In the case of a circular trajectory, sin(theta) is 1, r is constant and equal to a, and v is constant unless some external to the system force is applied. Once we get out of this simple case, for an ellipse or a parabola, conservation of angular momentum about a central force means that there is an interplay between r and v, distance and velocity, so as to keep the AM constant.
This simple picture cannot hold for the many body gravitational problem, because there more than one force applies which negates a simple accounting and a numerical method , as we have seen, is necessary. All planets are subject to many forces that change their speed and direction, thus conservation of angular momentum as a concept becomes similar to conservation of momentum of many bouncing billiard balls . It is the sum that keeps count.
lgl (01:06:13) :
The prerequisite is that the rotational energy of the solar system must be constant. It is proven by observation that a spin-orbit coupling exists, by measuring that the Moon is slowly drifting away from the Earth
One should perhaps not feed the trolls, as per jeez 🙂
But the main reason no progress is made is that the facts are not stated explicitly. The laws of Nature are just condensed statements of gazillions of facts.

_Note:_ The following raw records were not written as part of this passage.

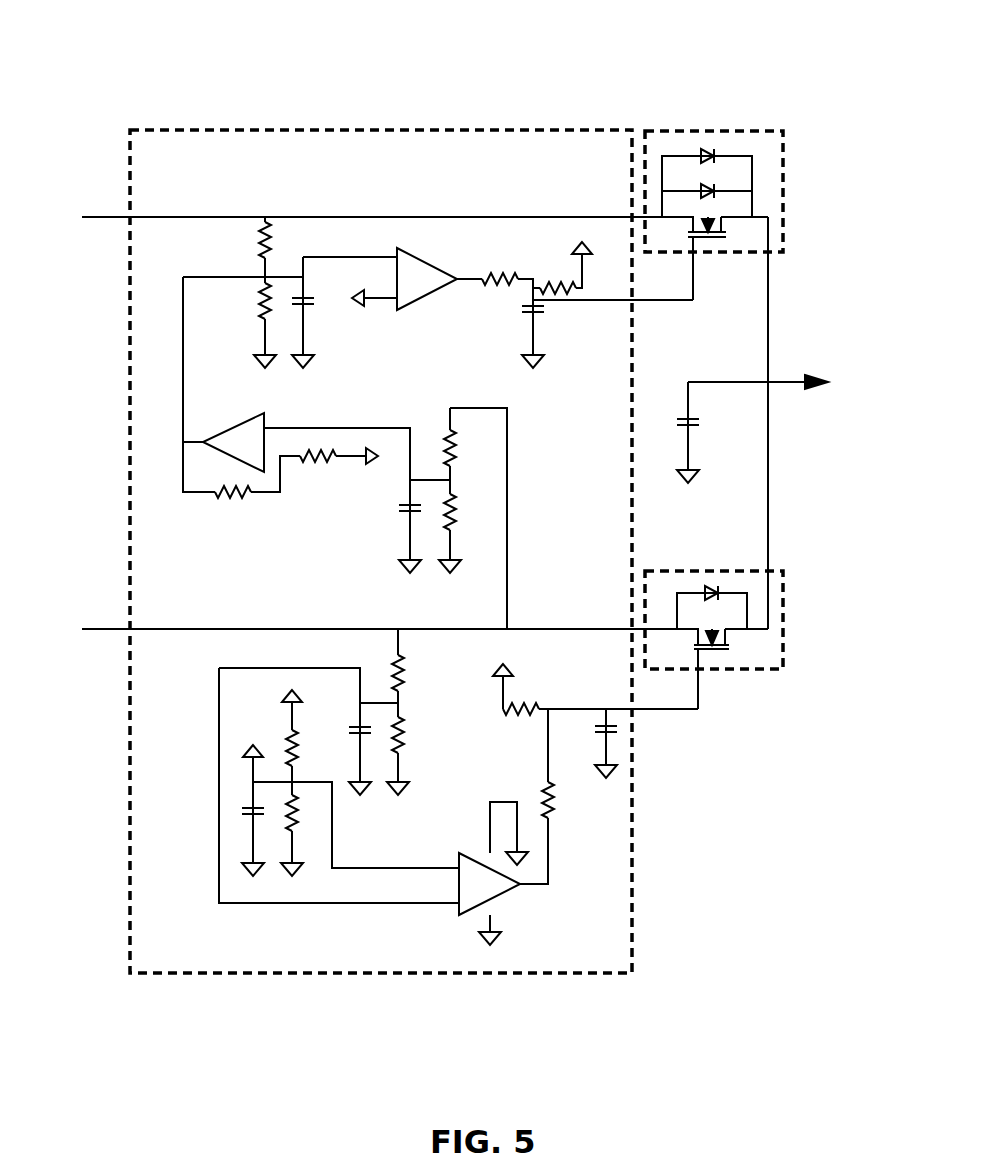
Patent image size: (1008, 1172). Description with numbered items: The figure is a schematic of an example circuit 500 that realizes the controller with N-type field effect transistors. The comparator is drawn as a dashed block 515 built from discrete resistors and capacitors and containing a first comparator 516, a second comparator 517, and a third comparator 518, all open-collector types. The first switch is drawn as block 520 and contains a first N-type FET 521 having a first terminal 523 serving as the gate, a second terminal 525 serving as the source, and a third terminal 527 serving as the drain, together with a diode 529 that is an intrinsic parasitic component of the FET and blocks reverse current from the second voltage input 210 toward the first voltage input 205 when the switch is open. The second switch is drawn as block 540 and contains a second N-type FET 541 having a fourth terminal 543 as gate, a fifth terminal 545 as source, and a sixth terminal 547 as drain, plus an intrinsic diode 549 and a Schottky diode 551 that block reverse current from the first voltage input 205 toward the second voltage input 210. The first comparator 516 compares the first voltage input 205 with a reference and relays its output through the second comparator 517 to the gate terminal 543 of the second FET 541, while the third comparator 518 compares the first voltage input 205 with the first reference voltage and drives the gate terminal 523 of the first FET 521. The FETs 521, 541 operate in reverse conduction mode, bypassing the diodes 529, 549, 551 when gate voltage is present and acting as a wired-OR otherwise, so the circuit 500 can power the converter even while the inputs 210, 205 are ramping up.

The circuit 500 is at (197, 82).
The comparator block 515 is at (366, 130).
The second switch 540 is at (722, 131).
The first switch 520 is at (658, 571).
The second voltage input 210 is at (83, 180).
The first voltage input 205 is at (83, 585).
The second comparator 517 is at (452, 247).
The first comparator 516 is at (264, 412).
The third comparator 518 is at (460, 853).
The Schottky diode 551 is at (712, 152).
The diode 549 is at (712, 188).
The sixth terminal 547 is at (722, 230).
The fifth terminal 545 is at (690, 226).
The fourth terminal 543 is at (700, 243).
The second N-type FET 541 is at (733, 242).
The diode 529 is at (718, 592).
The third terminal 527 is at (727, 640).
The second terminal 525 is at (695, 637).
The first terminal 523 is at (705, 652).
The first N-type FET 521 is at (733, 648).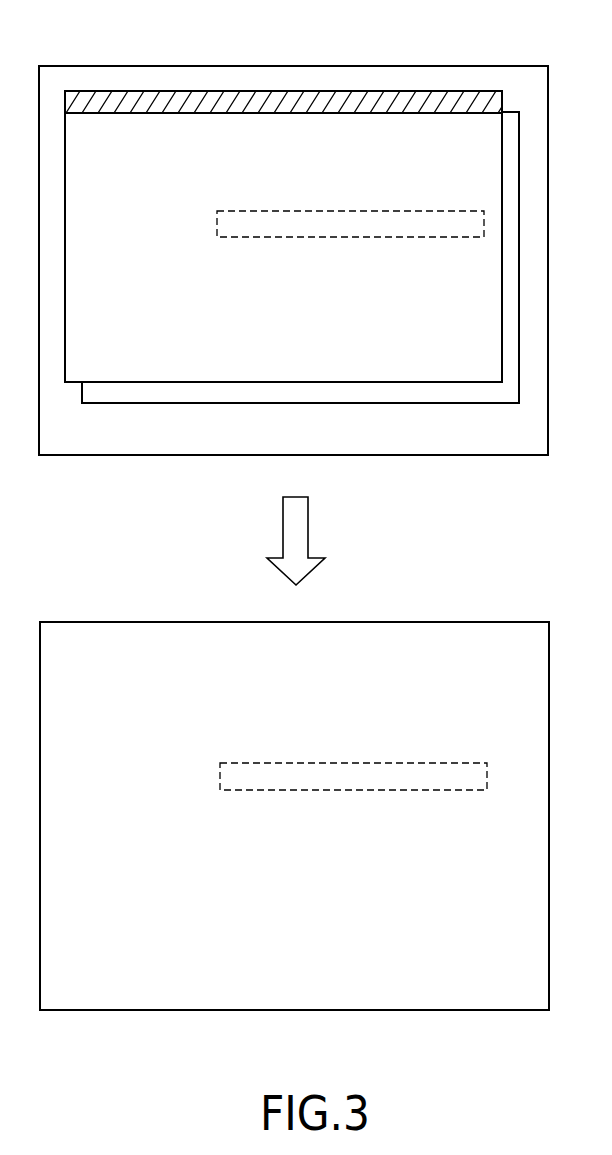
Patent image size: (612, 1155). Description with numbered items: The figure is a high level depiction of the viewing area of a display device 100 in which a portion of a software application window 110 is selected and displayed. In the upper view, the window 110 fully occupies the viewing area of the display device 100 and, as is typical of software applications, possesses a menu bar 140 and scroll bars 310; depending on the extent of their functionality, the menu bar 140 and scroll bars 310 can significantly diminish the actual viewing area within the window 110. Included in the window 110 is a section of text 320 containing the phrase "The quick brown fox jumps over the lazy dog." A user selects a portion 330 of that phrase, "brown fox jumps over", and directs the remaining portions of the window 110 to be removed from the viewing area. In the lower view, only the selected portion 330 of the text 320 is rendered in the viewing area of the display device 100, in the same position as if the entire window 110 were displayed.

Take the above example about the Moon. (M1) Observations show a 4 cm/yr increase of the distance. I’ll call that fact M1. The reason for this is friction due to tides (M2). Friction causes heat (M3). That heat is radiated away from the Earth-Moon system (M4), therefore the system loses the rotational energy that was converted into heat (M5) which is therefore not conserved (deduction M6). The heat loss is one-way (M7). The friction slows down the Earth (M8) which changes the spin angular momentum of the Earth (M9). Because angular momentum is conserved (M10), the Moon must gain angular momentum about the same axis (M11), not about any other axis (M12), therefore its distance must increase (explaining M1).
Now, before progress can be made, the above facts or deductions (M1-M12) must be agreed upon. So, anybody disagreeing with any of them?
idlex (02:53:25) :
That’s a pretty vague sort of hand wave. Anyone got a link to exactly where this new thread is?